Continued Compensation to Incapacitated Controllers

The Harvard Law School Forum on Corporate Governance and Financial Regulation 2018-05-25

Posted by Ning Chiu, Davis Polk & Wardwell LLP, on Friday, May 25, 2018
Editor's Note: Ning Chiu is counsel at Davis Polk & Wardwell LLP. This post is based on a Davis Polk publication by Ms. Chiu, and is part of the Delaware law series; links to other posts in the series are available here. Related research from the Program on Corporate Governance includes Independent Directors and Controlling Shareholders by Lucian Bebchuk and Assaf Hamdani (discussed on the Forum here), and The Untenable Case for Perpetual Dual-Class Stock by Lucian Bebchuk and Kobi Kastiel (discussed on the Forum here).
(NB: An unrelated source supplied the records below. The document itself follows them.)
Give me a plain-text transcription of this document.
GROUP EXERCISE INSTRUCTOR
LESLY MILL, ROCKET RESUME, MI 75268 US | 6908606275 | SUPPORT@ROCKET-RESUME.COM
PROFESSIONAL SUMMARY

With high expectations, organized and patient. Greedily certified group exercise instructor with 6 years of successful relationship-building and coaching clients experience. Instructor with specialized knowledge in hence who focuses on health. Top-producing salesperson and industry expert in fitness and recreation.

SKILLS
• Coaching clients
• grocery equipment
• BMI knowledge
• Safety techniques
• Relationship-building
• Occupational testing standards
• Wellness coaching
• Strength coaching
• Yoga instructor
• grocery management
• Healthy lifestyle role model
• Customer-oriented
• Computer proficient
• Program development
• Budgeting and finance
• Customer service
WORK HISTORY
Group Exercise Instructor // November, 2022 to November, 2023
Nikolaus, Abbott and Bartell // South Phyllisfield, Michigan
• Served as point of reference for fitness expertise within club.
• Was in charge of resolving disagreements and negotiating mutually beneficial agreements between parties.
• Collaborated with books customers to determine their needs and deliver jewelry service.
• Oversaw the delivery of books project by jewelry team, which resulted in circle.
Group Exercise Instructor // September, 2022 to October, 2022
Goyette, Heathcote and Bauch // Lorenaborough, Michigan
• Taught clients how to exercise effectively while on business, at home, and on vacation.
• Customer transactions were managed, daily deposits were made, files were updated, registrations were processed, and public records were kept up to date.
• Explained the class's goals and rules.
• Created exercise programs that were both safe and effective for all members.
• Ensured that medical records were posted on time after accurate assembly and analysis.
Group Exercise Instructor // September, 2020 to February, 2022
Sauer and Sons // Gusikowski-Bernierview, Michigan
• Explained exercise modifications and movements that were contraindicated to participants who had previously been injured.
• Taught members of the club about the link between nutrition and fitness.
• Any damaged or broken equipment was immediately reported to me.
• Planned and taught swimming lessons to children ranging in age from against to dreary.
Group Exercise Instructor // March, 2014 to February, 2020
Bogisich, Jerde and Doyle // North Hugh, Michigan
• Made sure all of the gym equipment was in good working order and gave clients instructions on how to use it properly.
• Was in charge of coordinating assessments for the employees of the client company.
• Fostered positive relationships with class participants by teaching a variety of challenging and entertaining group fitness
In an unusual finding, the Delaware Court of Chancery held that demand was partly excused and claims for corporate waste, bad faith and unjust enrichment could proceed against CBS Corporation for compensation paid to its former Executive Chairman, Sumner Redstone, who later became Chairman Emeritus. The plaintiff alleged that Mr. Redstone became incapacitated yet continued to receive compensation for work he did not perform.
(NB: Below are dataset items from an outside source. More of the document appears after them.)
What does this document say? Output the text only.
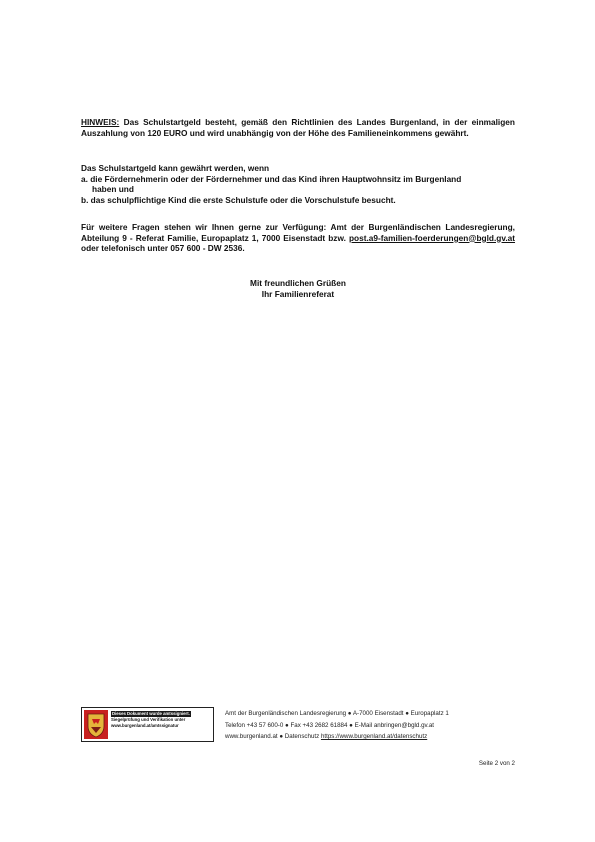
HINWEIS: Das Schulstartgeld besteht, gemäß den Richtlinien des Landes Burgenland, in der einmaligen Auszahlung von 120 EURO und wird unabhängig von der Höhe des Familieneinkommens gewährt.
Das Schulstartgeld kann gewährt werden, wenn
a. die Fördernehmerin oder der Fördernehmer und das Kind ihren Hauptwohnsitz im Burgenland
haben und
b. das schulpflichtige Kind die erste Schulstufe oder die Vorschulstufe besucht.
Für weitere Fragen stehen wir Ihnen gerne zur Verfügung: Amt der Burgenländischen Landesregierung, Abteilung 9 - Referat Familie, Europaplatz 1, 7000 Eisenstadt bzw. post.a9-familien-foerderungen@bgld.gv.at oder telefonisch unter 057 600 - DW 2536.
Mit freundlichen Grüßen
Ihr Familienreferat
Dieses Dokument wurde amtssigniert.
Siegelprüfung und Verifikation unter
www.burgenland.at/amtssignatur
Amt der Burgenländischen Landesregierung ● A-7000 Eisenstadt ● Europaplatz 1
Telefon +43 57 600-0 ● Fax +43 2682 61884 ● E-Mail anbringen@bgld.gv.at
www.burgenland.at ● Datenschutz https://www.burgenland.at/datenschutz
Seite 2 von 2
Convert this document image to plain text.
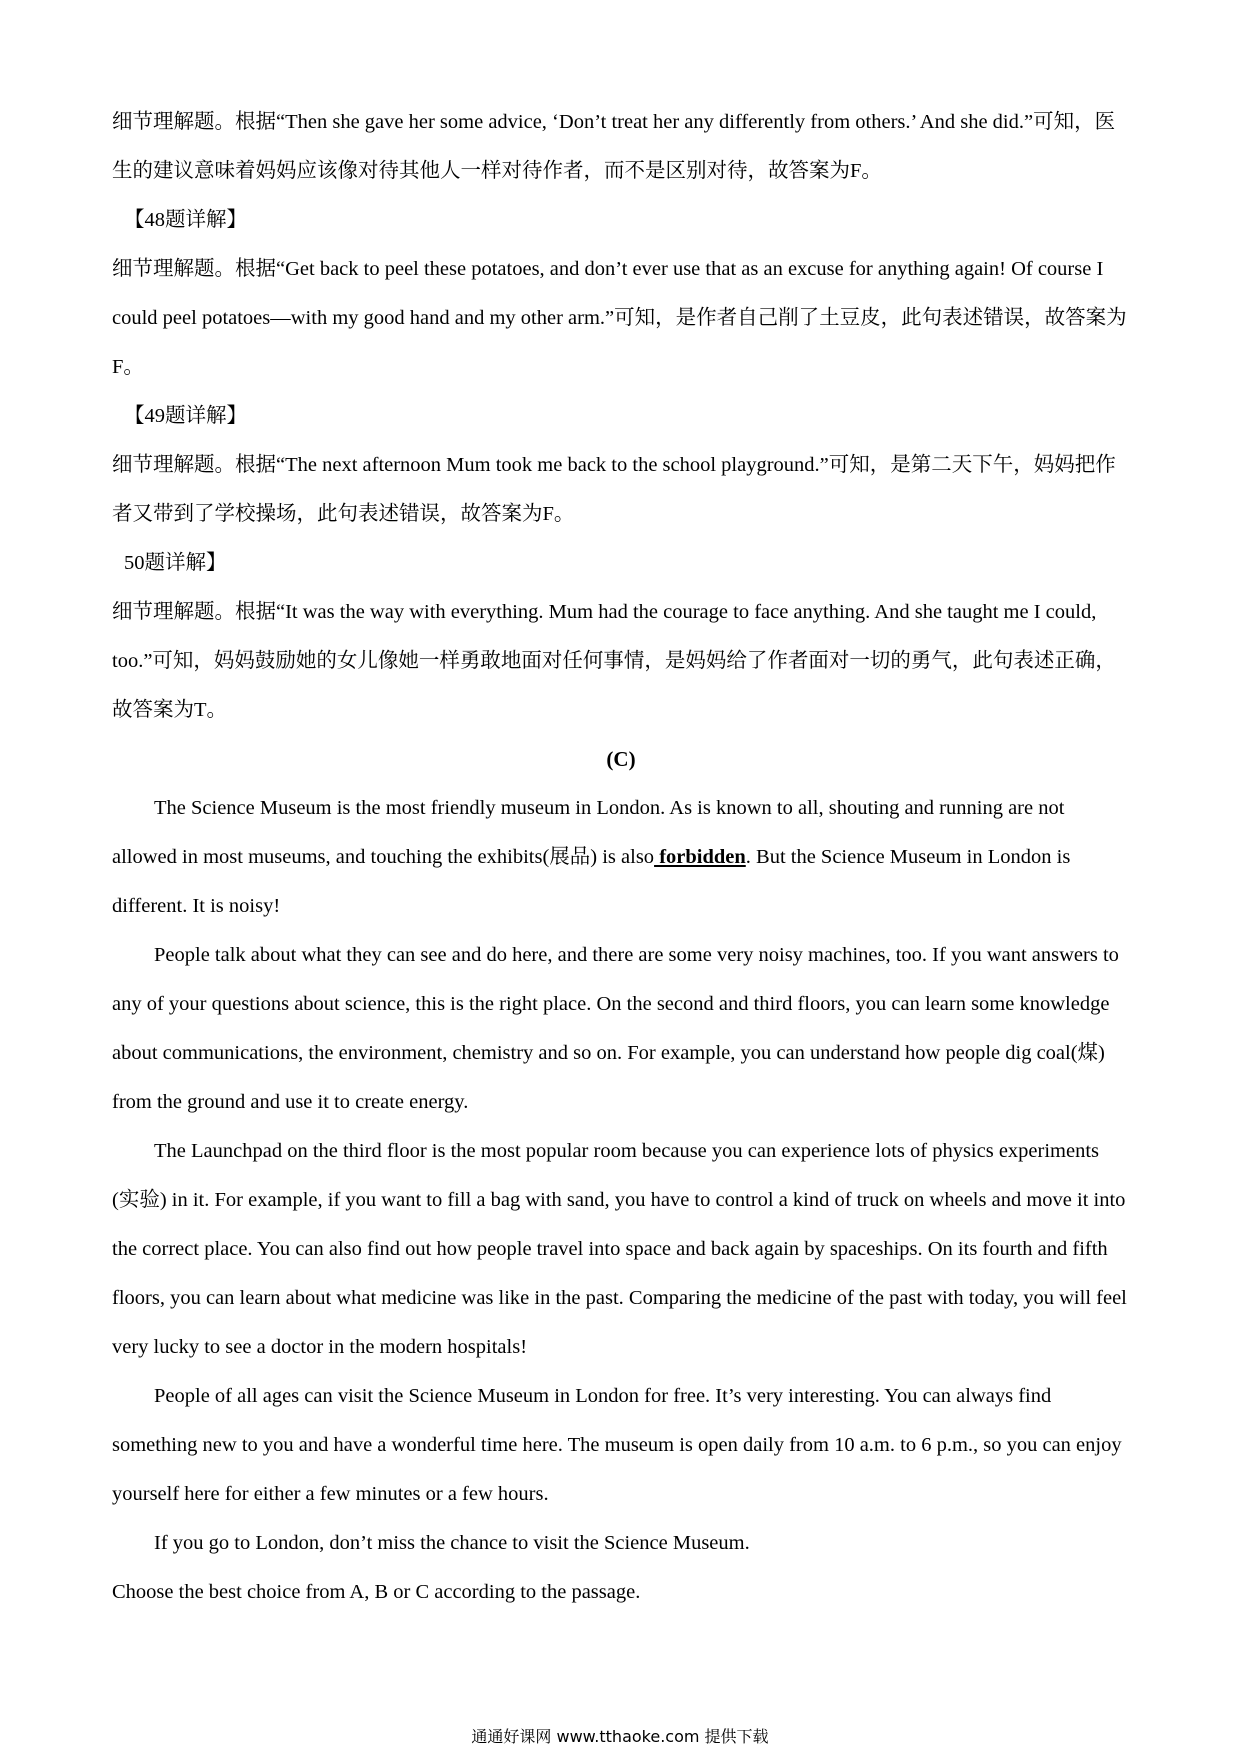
细节理解题。根据“Then she gave her some advice, ‘Don’t treat her any differently from others.’ And she did.”可知，医生的建议意味着妈妈应该像对待其他人一样对待作者，而不是区别对待，故答案为F。

【48题详解】

细节理解题。根据“Get back to peel these potatoes, and don’t ever use that as an excuse for anything again! Of course I could peel potatoes—with my good hand and my other arm.”可知，是作者自己削了土豆皮，此句表述错误，故答案为F。

【49题详解】

细节理解题。根据“The next afternoon Mum took me back to the school playground.”可知，是第二天下午，妈妈把作者又带到了学校操场，此句表述错误，故答案为F。

50题详解】

细节理解题。根据“It was the way with everything. Mum had the courage to face anything. And she taught me I could, too.”可知，妈妈鼓励她的女儿像她一样勇敢地面对任何事情，是妈妈给了作者面对一切的勇气，此句表述正确，故答案为T。

(C)

The Science Museum is the most friendly museum in London. As is known to all, shouting and running are not allowed in most museums, and touching the exhibits(展品) is also forbidden. But the Science Museum in London is different. It is noisy!

People talk about what they can see and do here, and there are some very noisy machines, too. If you want answers to any of your questions about science, this is the right place. On the second and third floors, you can learn some knowledge about communications, the environment, chemistry and so on. For example, you can understand how people dig coal(煤) from the ground and use it to create energy.

The Launchpad on the third floor is the most popular room because you can experience lots of physics experiments (实验) in it. For example, if you want to fill a bag with sand, you have to control a kind of truck on wheels and move it into the correct place. You can also find out how people travel into space and back again by spaceships. On its fourth and fifth floors, you can learn about what medicine was like in the past. Comparing the medicine of the past with today, you will feel very lucky to see a doctor in the modern hospitals!

People of all ages can visit the Science Museum in London for free. It’s very interesting. You can always find something new to you and have a wonderful time here. The museum is open daily from 10 a.m. to 6 p.m., so you can enjoy yourself here for either a few minutes or a few hours.

If you go to London, don’t miss the chance to visit the Science Museum.

Choose the best choice from A, B or C according to the passage.

通通好课网 www.tthaoke.com 提供下载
The court noted that claims of corporate waste and bad faith require a plaintiff to show that the board’s decision was “so egregious or irrational” that it could not be based on a valid assessment of a company’s best interest, and amount to an “extreme factual scenario.” In making its determination, the court reviewed the salary payments made to Mr. Redstone as Executive Chairman pursuant to an employment agreement. Under the agreement, the compensation committee could only increase, but not decrease, Mr. Redstone’s salary. Either party could also terminate the agreement. The agreement required Mr. Redstone to be “actively engaged” in working with the board and management, including providing overall leadership and strategic direction, offering guidance and support, coordinating board activities and communicating with shareholders.